The Game For Real is the first of Weiner’s books ever translated into English. Called “The Man of Pain” by the sci-fi author Karel Čapek (who popularized the word robot), Richard Weiner is one of European literature’s best-kept secrets. Often compared to both Robert Walser and Kafka, Weiner was a modernist who wrote with the Surrealists between World War I and II. Ignored during the communist era, Weiner’s work was rediscovered and has attracted new fans since 1989.
Ben Paloff will be joined by fellow Czech translator Alex Zucker to discuss Weiner’s “complex, mystifying fictions.”
We were very honored to be able to present translator extraordinaire Benjamin Paloff with Czech master-translator Alex Zucker at Brooklyn’s own Community Bookstore. The book they came to talk about was Two Lines Press’s The Game for Real, by Czech modernist Richard Weiner, the first time this essential author has ever appeared in English, thanks to Ben.
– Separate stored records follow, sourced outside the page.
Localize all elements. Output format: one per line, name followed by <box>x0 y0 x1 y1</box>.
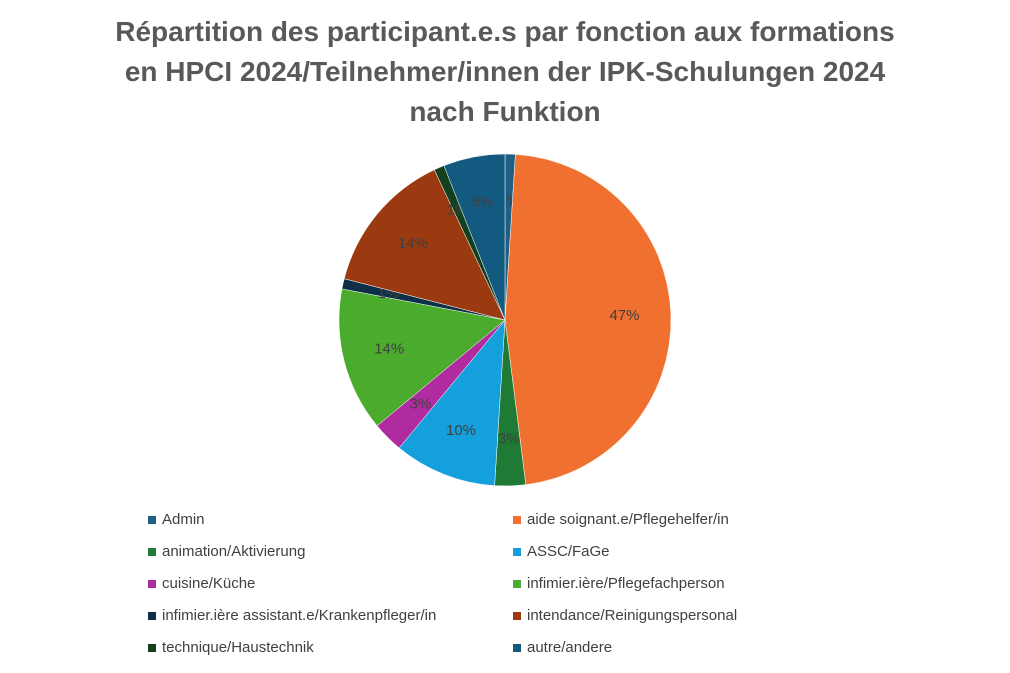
legend-swatch <box>148 516 156 524</box>
pie-slice <box>343 169 506 321</box>
pie-slice <box>504 154 672 485</box>
legend-label: animation/Aktivierung <box>162 543 305 560</box>
data-label: 47% <box>609 307 639 324</box>
legend-swatch <box>513 516 521 524</box>
legend-swatch <box>148 580 156 588</box>
data-label: 14% <box>398 235 428 252</box>
legend-label: autre/andere <box>527 639 612 656</box>
pie-slice <box>338 288 506 427</box>
legend-swatch <box>148 612 156 620</box>
pie-slice <box>398 319 506 486</box>
legend-label: Admin <box>162 511 205 528</box>
pie-slice <box>443 153 506 321</box>
legend-swatch <box>148 548 156 556</box>
data-label: 10% <box>446 422 476 439</box>
legend-label: infimier.ière assistant.e/Krankenpfleger… <box>162 607 436 624</box>
legend-swatch <box>513 548 521 556</box>
data-label: 14% <box>374 341 404 358</box>
legend-label: intendance/Reinigungspersonal <box>527 607 737 624</box>
legend-swatch <box>148 644 156 652</box>
legend-label: aide soignant.e/Pflegehelfer/in <box>527 511 729 528</box>
legend-label: technique/Haustechnik <box>162 639 314 656</box>
legend-label: infimier.ière/Pflegefachperson <box>527 575 725 592</box>
data-label: 6% <box>472 194 494 211</box>
chart-title: Répartition des participant.e.s par fonc… <box>115 16 895 127</box>
legend-swatch <box>513 580 521 588</box>
legend-swatch <box>513 612 521 620</box>
legend-label: cuisine/Küche <box>162 575 255 592</box>
data-label: 3% <box>410 395 432 412</box>
data-label: 3% <box>498 430 520 447</box>
legend-label: ASSC/FaGe <box>527 543 610 560</box>
legend-swatch <box>513 644 521 652</box>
Below you’ll find a table of contents and full audio for the entire event. Many, many, many thanks to Hal Hlavinka of Community Bookstore for facilitating this event, recording it, and publicizing it, and thanks as well to Alex Zucker for acting as an expert in all things Czech.
AUDIO TABLE OF CONTENTS
1:35 Description of The Game for Real and Richard Weiner
7:00 reading from The Game for Real
16:10 where Weiner fits into the “fantastic four” of Czech lit
19:10 Where Weiner fit into Czech literature at the time of his writing
27:00 Weiner and Proust
28:25 The writing of Weiner’s the came out of his association with the Surrealists
31:30 The emotion of shame as it relates to The Game for Real
35:00 Czech as a young language and the impact of that on Weiner’s writing and Czech literature in general
40:10 Weiner’s relationship to Kafka, particularly The Metamorphosis
42:00 Q & A
42:30 How engaged was Weiner with sexological thought, and Weiner’s feelings about his sexuality?
45:00 Weiner’s death
46:30 Weiner’s influence in Czech literature
54:20 How will Ben research Weiner’s biography in Prague
55:40 Ben’s translations from languages other than Czech, and Ben’s beliefs about translation
Benjamin Paloff is the author of The Politics, a collection of poems; his next, And His Orchestra, will be released by Carnegie Mellon University Press in early 2015. A recipient of grants and fellowships from the PEN/Heim Translation Fund, the National Endowment for the Arts, and the Stanford Humanities Center, he has translated several books from Polish, most recently Marek Bieńczyk’s Transparency and Andrzej Sosnowski’s Lodgings: Selected Poems. He teaches at the University of Michigan.
Alex Zucker’s translations include novels by J. R. Pick, Petra Hůlová, Jáchym Topol, Magdaléna Platzová, Tomáš Zmeškal, Josef Jedlička, Heda Margolius Kovály, Patrik Ouředník, and Miloslava Holubová. He has also translated stories, plays, young adult and children’s books, essays, subtitles, song lyrics, reportage, and poems. His translations of Petra Hůlová’s Three Plastic Rooms and Jáchym Topol’s The Devil’s Workshop received Writing in Translation awards from English PEN, and he won the ALTA National Translation Award in 2010 for Petra Hůlová’s All This Belongs to Me. In addition to translating, Alex works in editing and communications. He lives in Brooklyn.